Public Debut of Amplified Photocopier & Paper-Shearing Machine a Gutenberg Moment?

By Communications Office RSS Wed, August 8, 2007

In late June of this year, On Demand Books publicly debuted version 1.5 of its Espresso Book Machine at the New York Public Library's Science, Industry and Business Library in Midtown Manhattan. The machine "occupies the space of two deli-style ice cream freezers, looks like office photocopiers attached to a tinted stereo cabinet and computer terminal," and "hums, makes spitting noises, moans and then belches out a newly glued book" in minutes, according to a New York Times piece published last week. (Watch a demonstration of the alpha version at work here .) On Demand Books is currently marketing these machines principally to United States libraries and bookstores, but they've also got their eye on the not-too-distant multinational corporate horizon. "It could go into a Kinko’s, or a coffee shop, or a hotel or a hospital or a cruise ship," says On Demand Books' CEO Dane Neller.
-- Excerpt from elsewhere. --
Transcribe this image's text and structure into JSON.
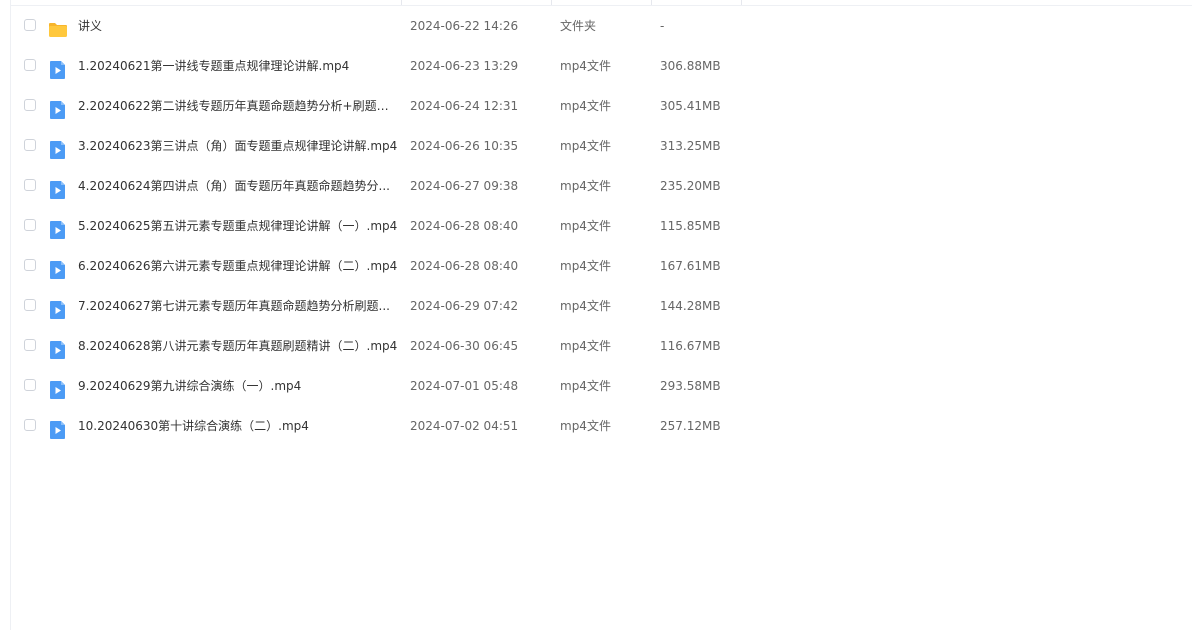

At the current moment, there are only three Espresso Book Machines in existence--the one in New York as well as one in the World Bank's InfoShop in Washington, D.C., and one at the Blibliotheca Alexandrina in Egypt. Interested parties can visit the machine in New York City through September 7, Monday through Saturday between 1:00 and 5:00 p.m., and have a book produced for themselves, on the spot, at no charge. Public domain titles available at this particular exhibit include Albert Einstein's Relativity: The Special and the General Theory, Beatrix Potter's The Tale of Benjamin Bunny, and William Blake's Songs of Innocence.